Now's a good time to act, because thrifts in Virginia are a steal. Publicly held Virginia thrifts followed by Wheat First trade at just 92% of book value, well below the ratios for all thrifts (107%) and banks (156%) it follows. So banks can expand a franchise and build their deposit base relatively cheaply. Also, banks can cross-sell to newly acquired thrift customers and "really ramp up the revenues," Ms. Ross said.

"I don't think the big banks are looking for those [thrifts] with loan origination capability," said Celia Martin, a research analyst with Friedman, Billings, Ramsey & Co., a Washington-based brokerage and investment banking firm. "What they need is a deposit base."

Prime Candidates

Analysts say likely targets include Arlington-based Columbia First Bank; Ameribanc Savings Bank, Annandale; Virginia Beach Federal Savings Bank; and Cenit Bank, Norfolk.

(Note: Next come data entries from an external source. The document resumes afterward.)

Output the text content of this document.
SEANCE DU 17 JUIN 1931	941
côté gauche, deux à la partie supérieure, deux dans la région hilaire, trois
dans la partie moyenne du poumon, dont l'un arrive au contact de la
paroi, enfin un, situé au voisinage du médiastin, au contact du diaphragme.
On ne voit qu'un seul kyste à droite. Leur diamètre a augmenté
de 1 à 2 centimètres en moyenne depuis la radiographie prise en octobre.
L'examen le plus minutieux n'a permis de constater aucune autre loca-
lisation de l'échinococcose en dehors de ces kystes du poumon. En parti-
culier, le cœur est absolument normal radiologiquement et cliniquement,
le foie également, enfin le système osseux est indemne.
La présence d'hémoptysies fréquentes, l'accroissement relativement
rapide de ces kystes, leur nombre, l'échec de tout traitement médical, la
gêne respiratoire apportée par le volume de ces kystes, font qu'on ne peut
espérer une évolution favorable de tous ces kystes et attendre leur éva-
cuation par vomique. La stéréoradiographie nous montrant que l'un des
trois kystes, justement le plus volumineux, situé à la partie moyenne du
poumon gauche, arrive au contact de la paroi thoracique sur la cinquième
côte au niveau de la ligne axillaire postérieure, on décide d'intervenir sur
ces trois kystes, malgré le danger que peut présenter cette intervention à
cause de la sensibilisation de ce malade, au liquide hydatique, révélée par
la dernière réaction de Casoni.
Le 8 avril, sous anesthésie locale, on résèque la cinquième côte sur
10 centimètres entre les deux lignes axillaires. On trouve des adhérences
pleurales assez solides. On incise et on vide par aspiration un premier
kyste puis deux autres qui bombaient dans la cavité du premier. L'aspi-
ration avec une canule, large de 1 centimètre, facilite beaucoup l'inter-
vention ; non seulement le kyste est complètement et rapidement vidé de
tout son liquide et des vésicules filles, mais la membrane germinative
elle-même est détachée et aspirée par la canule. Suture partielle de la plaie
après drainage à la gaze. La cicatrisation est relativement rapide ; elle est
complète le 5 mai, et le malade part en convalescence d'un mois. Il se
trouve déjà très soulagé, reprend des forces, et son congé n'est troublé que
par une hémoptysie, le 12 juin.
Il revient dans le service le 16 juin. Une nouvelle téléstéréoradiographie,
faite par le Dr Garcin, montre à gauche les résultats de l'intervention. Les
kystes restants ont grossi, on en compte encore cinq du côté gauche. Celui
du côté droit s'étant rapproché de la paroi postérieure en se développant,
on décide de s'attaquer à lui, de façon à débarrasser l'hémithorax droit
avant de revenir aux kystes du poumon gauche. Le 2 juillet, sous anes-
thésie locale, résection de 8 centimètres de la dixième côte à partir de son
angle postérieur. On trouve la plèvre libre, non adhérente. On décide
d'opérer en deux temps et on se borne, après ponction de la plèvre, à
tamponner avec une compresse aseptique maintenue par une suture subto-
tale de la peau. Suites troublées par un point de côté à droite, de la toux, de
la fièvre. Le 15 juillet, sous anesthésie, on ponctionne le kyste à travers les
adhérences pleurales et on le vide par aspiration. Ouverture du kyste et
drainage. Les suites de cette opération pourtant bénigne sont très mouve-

Columbia First's stock has been surging. In one two-session period a week ago, it jumped nearly 20%. But it's not because the thrift may be a target, said Thomas Schaefer, president and chief executive. He attributed the uptick to strong earnings and the fact that so few shares -- about 60% -- are held by the public. The rest are held by management. Ms. Ross thinks Columbia First, the state's largest thrift with $2.5 billion in assets and 33 branches in Virginia, Maryland, and Washington, D.C., would make a nice fit for First Fidelity Bancorp., Lawrenceville, N.J., or PNC Bank Corp., Pittsburgh. "[Such banks] might view this as gaining a foothold in a very attractive market," she said. "We think it's a pretty strong candidate for consolidation."